Choosing Neural Network architecture

In the first week lecture we are introduced to nerual network and the digit recoginiton example. I have a basic question, how do we decide the number of layers and the number of units in each layer? for example in the example we hade 3 layers and different number of units in each of them. I want to learn how did we choose this number ? how did we diecide that we will have 3 layers, first one will have 25 units second will have 15 and so on …


The number of layers and the size of each layer are determined by experimentation, guided by your experience.

You want a complex enough model to get good enough performance, but not so complicated that training is difficult or time-consuming.
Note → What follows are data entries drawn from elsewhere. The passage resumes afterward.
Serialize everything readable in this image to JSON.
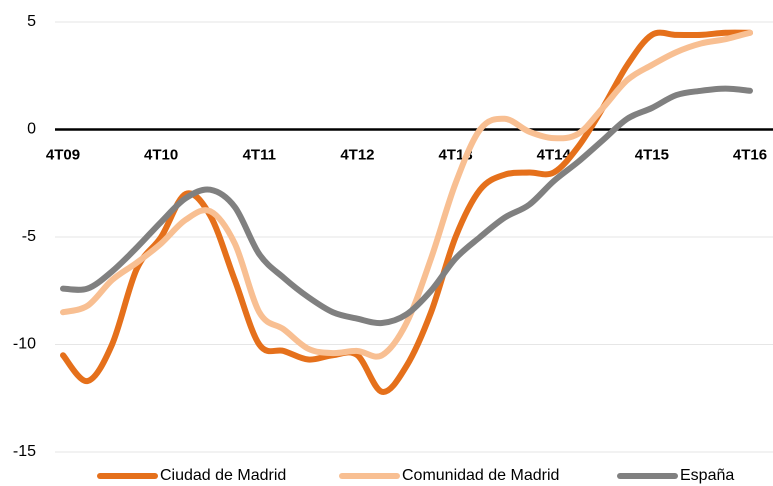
{
  "chart_data": {
    "type": "line",
    "categories": [
      "4T09",
      null,
      null,
      null,
      "4T10",
      null,
      null,
      null,
      "4T11",
      null,
      null,
      null,
      "4T12",
      null,
      null,
      null,
      "4T13",
      null,
      null,
      null,
      "4T14",
      null,
      null,
      null,
      "4T15",
      null,
      null,
      null,
      "4T16"
    ],
    "series": [
      {
        "name": "Ciudad de Madrid",
        "color": "#e5701b",
        "values": [
          -10.5,
          -11.7,
          -10,
          -6.5,
          -5,
          -3,
          -4,
          -7,
          -10,
          -10.3,
          -10.7,
          -10.5,
          -10.5,
          -12.2,
          -11,
          -8.5,
          -5,
          -2.8,
          -2.1,
          -2,
          -2,
          -0.8,
          1,
          3,
          4.4,
          4.4,
          4.4,
          4.5,
          4.5
        ]
      },
      {
        "name": "Comunidad de Madrid",
        "color": "#f8bf92",
        "values": [
          -8.5,
          -8.2,
          -7,
          -6.2,
          -5.3,
          -4.2,
          -3.8,
          -5.3,
          -8.5,
          -9.3,
          -10.2,
          -10.4,
          -10.3,
          -10.5,
          -9,
          -6,
          -2.5,
          0,
          0.5,
          -0.1,
          -0.4,
          -0.2,
          1,
          2.3,
          3,
          3.6,
          4,
          4.2,
          4.5
        ]
      },
      {
        "name": "España",
        "color": "#808080",
        "values": [
          -7.4,
          -7.4,
          -6.6,
          -5.5,
          -4.3,
          -3.2,
          -2.8,
          -3.6,
          -5.8,
          -6.9,
          -7.8,
          -8.5,
          -8.8,
          -9,
          -8.6,
          -7.5,
          -6,
          -5,
          -4.1,
          -3.5,
          -2.4,
          -1.5,
          -0.5,
          0.5,
          1,
          1.6,
          1.8,
          1.9,
          1.8
        ]
      }
    ],
    "ylim": [
      -15,
      5
    ],
    "yticks": [
      -15,
      -10,
      -5,
      0,
      5
    ],
    "grid": true,
    "legend": "bottom"
  }
}
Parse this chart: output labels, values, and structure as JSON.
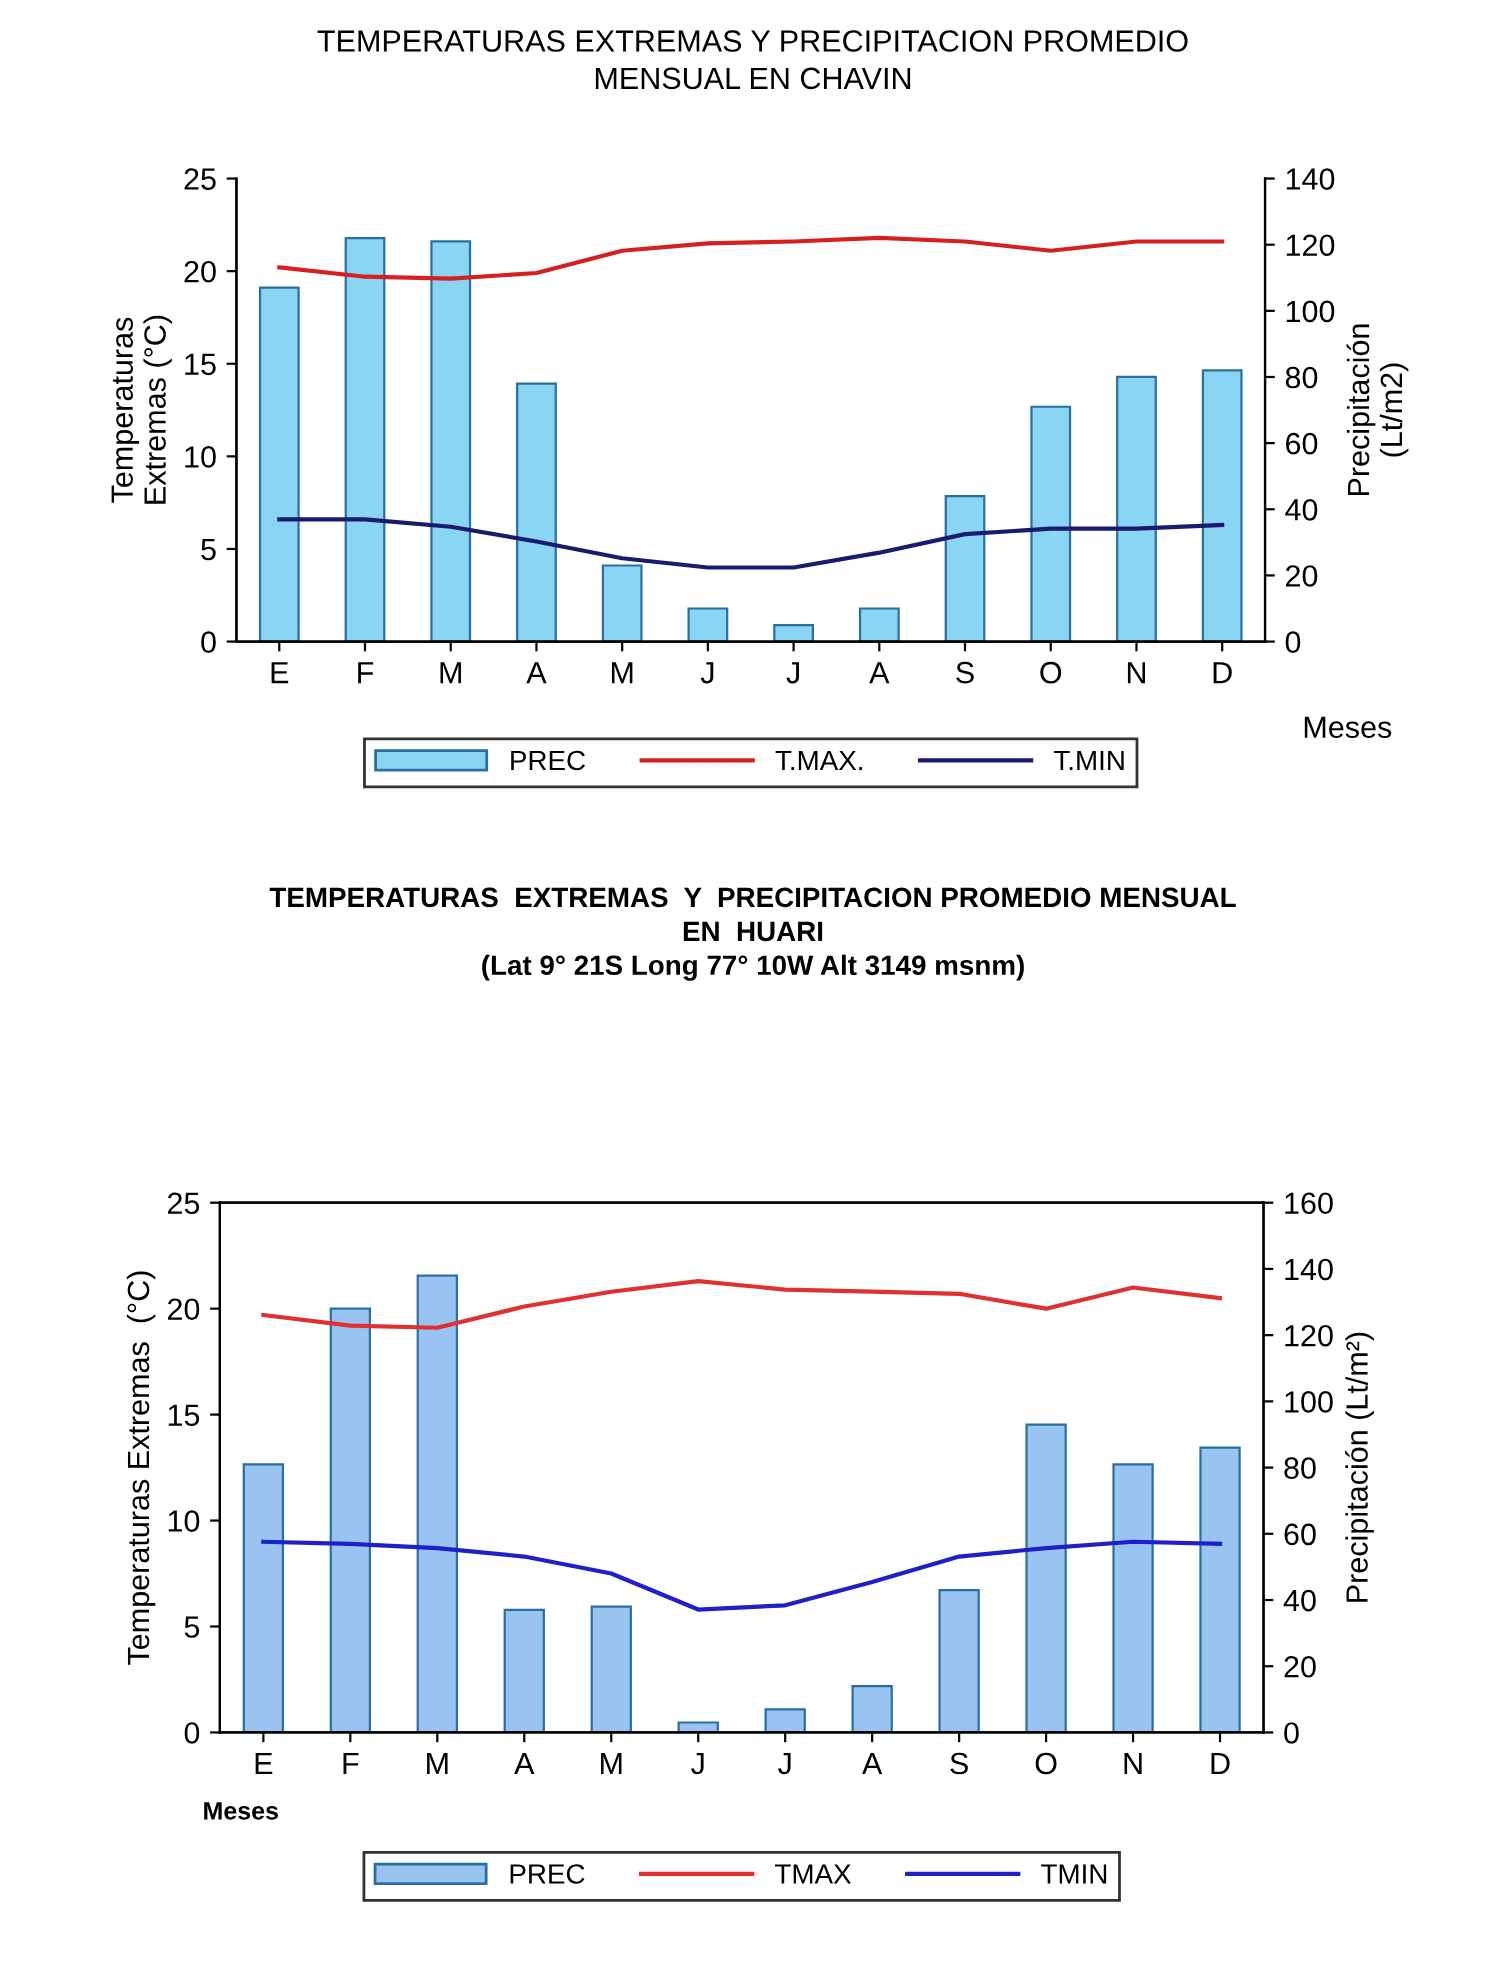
{
  "chart_data": [
    {
      "type": "bar",
      "title": "TEMPERATURAS EXTREMAS Y PRECIPITACION PROMEDIO\nMENSUAL EN CHAVIN",
      "xlabel": "Meses",
      "ylabel": "Temperaturas\nExtremas (°C)",
      "y2label": "Precipitación\n(Lt/m2)",
      "categories": [
        "E",
        "F",
        "M",
        "A",
        "M",
        "J",
        "J",
        "A",
        "S",
        "O",
        "N",
        "D"
      ],
      "series": [
        {
          "name": "PREC",
          "axis": "y2",
          "color": "#8ad4f4",
          "values": [
            107,
            122,
            121,
            78,
            23,
            10,
            5,
            10,
            44,
            71,
            80,
            82
          ]
        },
        {
          "name": "T.MAX.",
          "type": "line",
          "color": "#d62020",
          "values": [
            20.2,
            19.7,
            19.6,
            19.9,
            21.1,
            21.5,
            21.6,
            21.8,
            21.6,
            21.1,
            21.6,
            21.6
          ]
        },
        {
          "name": "T.MIN",
          "type": "line",
          "color": "#1a1a6e",
          "values": [
            6.6,
            6.6,
            6.2,
            5.4,
            4.5,
            4.0,
            4.0,
            4.8,
            5.8,
            6.1,
            6.1,
            6.3
          ]
        }
      ],
      "ylim": [
        0,
        25
      ],
      "yticks": [
        0,
        5,
        10,
        15,
        20,
        25
      ],
      "y2lim": [
        0,
        140
      ],
      "y2ticks": [
        0,
        20,
        40,
        60,
        80,
        100,
        120,
        140
      ],
      "legend": "bottom",
      "grid": false
    },
    {
      "type": "bar",
      "title": "TEMPERATURAS  EXTREMAS  Y  PRECIPITACION PROMEDIO MENSUAL\nEN  HUARI",
      "subtitle": "(Lat 9° 21S Long 77° 10W Alt 3149 msnm)",
      "xlabel": "Meses",
      "ylabel": "Temperaturas Extremas  (°C)",
      "y2label": "Precipitación (Lt/m²)",
      "categories": [
        "E",
        "F",
        "M",
        "A",
        "M",
        "J",
        "J",
        "A",
        "S",
        "O",
        "N",
        "D"
      ],
      "series": [
        {
          "name": "PREC",
          "axis": "y2",
          "color": "#99c4f2",
          "values": [
            81,
            128,
            138,
            37,
            38,
            3,
            7,
            14,
            43,
            93,
            81,
            86
          ]
        },
        {
          "name": "TMAX",
          "type": "line",
          "color": "#e03030",
          "values": [
            19.7,
            19.2,
            19.1,
            20.1,
            20.8,
            21.3,
            20.9,
            20.8,
            20.7,
            20.0,
            21.0,
            20.5
          ]
        },
        {
          "name": "TMIN",
          "type": "line",
          "color": "#2020c8",
          "values": [
            9.0,
            8.9,
            8.7,
            8.3,
            7.5,
            5.8,
            6.0,
            7.1,
            8.3,
            8.7,
            9.0,
            8.9
          ]
        }
      ],
      "ylim": [
        0,
        25
      ],
      "yticks": [
        0,
        5,
        10,
        15,
        20,
        25
      ],
      "y2lim": [
        0,
        160
      ],
      "y2ticks": [
        0,
        20,
        40,
        60,
        80,
        100,
        120,
        140,
        160
      ],
      "legend": "bottom",
      "grid": false
    }
  ]
}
Two hidden layers are not really necessary in this assignment, the second hidden layer is only here for educational purposes.

1 Like

I was thinking the same thing as Sourabh_Mishra. I just finished the course and the neural networks seem to be incredibly useful but there was never any general guidance of how to build the hidden layers and how many units to solve different types of problems. Is the 25 / 15, … a good place to start or are these only appropriate for certain types of models ?

Every data set is going to require different optimization of the NN design.

Tips (some loose rules of thumb):

  • Start with one hidden layer.
  • Start with the number of units as the square root of the number of input features.
  • Adjust the number of units to get improved performance.
  • Only add a second hidden layer if you can’t get good enough performance with one hidden layer.
1 Like